Unlock a world of possibilities! Login now and discover the exclusive benefits awaiting you.
I wish to calculate a extra column based on the value of another columen based on ranges.
Example:
TableA
Name Price
Bob 500
Alice 234
Carl 134
Jane 40
...
...
Labels
Range Label
0 <= Price < 100 Low
100 <= Price < 300 Medium
300 <= Price < 1000 Quite High
...
77000 <= Price < 100000 The Rest
I want to ad an expression in my load script so that I based on the value of Price get a new column called label, so that the resulting table is like this:
TableA
Name Price label
Bob 500 Quite High
Alice 234 Medium
Carl 134 Medium
Jane 40 Low
...
...
So basically I want do do
LOAD
Name,
Price,
<something with price to map to a label> as label
FROM
.....
Any suggestions on how to do this in a clean and efficient way?
Thanks in advance.
Andreas
Hello Andreas,
A possible solution would be by using the IntervalMatch as below.
Hope this helps.
Ranges:
LOAD * Inline [
Label, MinLimit, MaxLimit
Low, 0, 99
Medium, 100, 299
Quite High, 300, 999
];
Data:
LOAD * Inline [
Name, Price
Bob, 500
Alice, 234
Carl, 134
Jane, 0
];
Left Join(Data) IntervalMatch (Price) LOAD MinLimit, MaxLimit Resident Ranges;
Left Join(Data)
LOAD MinLimit, MaxLimit, Label Resident Ranges;
DROP Table Ranges;
Hello Andreas,
A possible solution would be by using the IntervalMatch as below.
Hope this helps.
Ranges:
LOAD * Inline [
Label, MinLimit, MaxLimit
Low, 0, 99
Medium, 100, 299
Quite High, 300, 999
];
Data:
LOAD * Inline [
Name, Price
Bob, 500
Alice, 234
Carl, 134
Jane, 0
];
Left Join(Data) IntervalMatch (Price) LOAD MinLimit, MaxLimit Resident Ranges;
Left Join(Data)
LOAD MinLimit, MaxLimit, Label Resident Ranges;
DROP Table Ranges;
You can use IntervalMatch to get what you are looking for. See attached file. Hope it helps!

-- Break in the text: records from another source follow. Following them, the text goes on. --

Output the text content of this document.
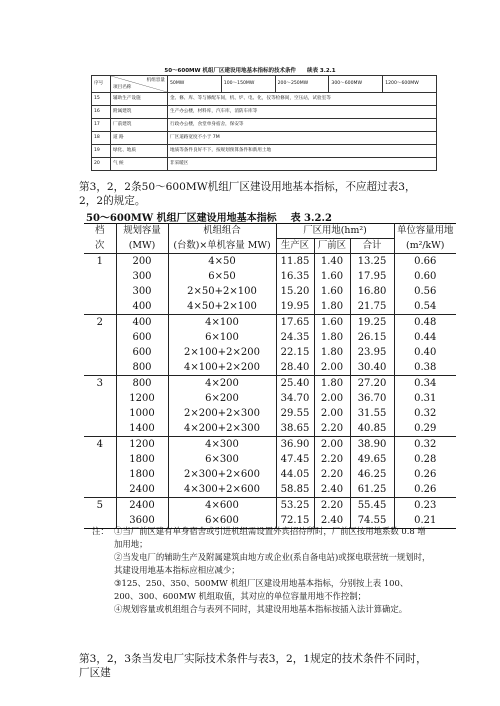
50～600MW 机组厂区建设用地基本指标的技术条件　　续表 3.2.1
序号	机组容量
项目名称	50MW	100～150MW	200～250MW	300～600MW	1200～600MW
15	辅助生产设施	金、修、库、等与修配车间，机、炉、电、化，仪等检修间，空压站，试验室等				
16	附属建筑	生产办公楼，材料库，汽车库，消防车库等				
17	厂前建筑	行政办公楼，食堂单身宿舍，保安等				
18	道 路	厂区道路宽度不小于 7M				
19	绿化、地质	地质等条件良好不下，按规划预算条件和新用土地				
20	气 候	非采暖区				
第3，2，2条50～600MW机组厂区建设用地基本指标，不应超过表3，2，2的规定。
50～600MW 机组厂区建设用地基本指标 表 3.2.2
档	规划容量	机组组合	厂区用地(hm²)			单位容量用地
次	(MW)	(台数)×单机容量 MW)	生产区	厂前区	合计	(m²/kW)

1	200	4×50	11.85	1.40	13.25	0.66
	300	6×50	16.35	1.60	17.95	0.60
	300	2×50+2×100	15.20	1.60	16.80	0.56
	400	4×50+2×100	19.95	1.80	21.75	0.54

2	400	4×100	17.65	1.60	19.25	0.48
	600	6×100	24.35	1.80	26.15	0.44
	600	2×100+2×200	22.15	1.80	23.95	0.40
	800	4×100+2×200	28.40	2.00	30.40	0.38

3	800	4×200	25.40	1.80	27.20	0.34
	1200	6×200	34.70	2.00	36.70	0.31
	1000	2×200+2×300	29.55	2.00	31.55	0.32
	1400	4×200+2×300	38.65	2.20	40.85	0.29

4	1200	4×300	36.90	2.00	38.90	0.32
	1800	6×300	47.45	2.20	49.65	0.28
	1800	2×300+2×600	44.05	2.20	46.25	0.26
	2400	4×300+2×600	58.85	2.40	61.25	0.26

5	2400	4×600	53.25	2.20	55.45	0.23
	3600	6×600	72.15	2.40	74.55	0.21
注： ①当厂前区建有单身宿舍或引进机组需设置外宾招待所时，厂前区按用地系数 0.8 增加用地；
②当发电厂的辅助生产及附属建筑由地方或企业(系自备电站)或探电联营统一规划时，其建设用地基本指标应相应减少；
③125、250、350、500MW 机组厂区建设用地基本指标，分别按上表 100、200、300、600MW 机组取值，其对应的单位容量用地不作控制；
④规划容量或机组组合与表列不同时，其建设用地基本指标按插入法计算确定。
第3，2，3条当发电厂实际技术条件与表3，2，1规定的技术条件不同时，厂区建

Here's another approach using MAPPING:
Ranges:
MAPPING LOAD
Start+IterNo()-1,
Label
while Start+IterNo()-1 <= Stop
;
LOAD * INLINE [
Start, Stop, Label
0, 99, Low
100, 299, Medium
300, 1000, Quite High
];
Map Label using Ranges;
Data:
LOAD *, Price as Label INLINE [
Name, Price
Bob, 500
Alice, 234
Carl, 134
Jane, 40
];
-Rob
Thank you for your reply jp_bakhache.
This approach did indeed work. But the Data table did get two extra columns: MinLimit and MaxLimit, it is possible to avoid adding them to the resulting Data table.
Also: I fail to understand how this works. Is it possible to explain what the two Left Joins in the end actually does?
Thank you for your reply rebeccad.
Unfortunately I can't open the file right now. Is it the same approach as the one from jp_bakhache?
Thak you Rob for your reply.
Unfortunately my real world scenario includes values up to a billion, which would create a Ranges table with a billion rows, which of course is unfeasable. Both from a time and memory perspective.
The IntervalMatch used without a join, will result in an additional table in the schema.
It's used to link the two tables Ranges and Data on field Price between MinLimit and MaxLimit (the usual "join" actually joins tables based on equality of values) and so by using the first join we get the related min and max limits into table Data.
The 2nd join will add the label to table Data based on the two fields MinLimit and MaxLimit.
The result of this will be one final table instead of 2.
As to removing the 2 additional fields from the final table you can add this line in the end:
DROP Fields MinLimit, MaxLimit;
Hope I was able to explain clearly this purpose .
I'd suggest you check also the help manual for IntervalMatch and its different uses. And you can also try different scenarios so you can fully experience the outcomes (using IntervalMatch with/without join, etc...).
No problem. My suggestion was similar but I dropped the mins and maxes, so you only show the labels.
Data:
LOAD * INLINE [
Name, Price
Bob, 500
Alice, 234
Carl, 134
Jane, 40
];
Ranges:
LOAD * INLINE [
Start, Stop, Label
0, 99, Low
100, 299, Medium
300, 1000, Quite High
];
IntervalMatch(Price)
LEFT JOIN (Ranges)
LOAD Start, Stop Resident Ranges;
DROP Fields Start, Stop;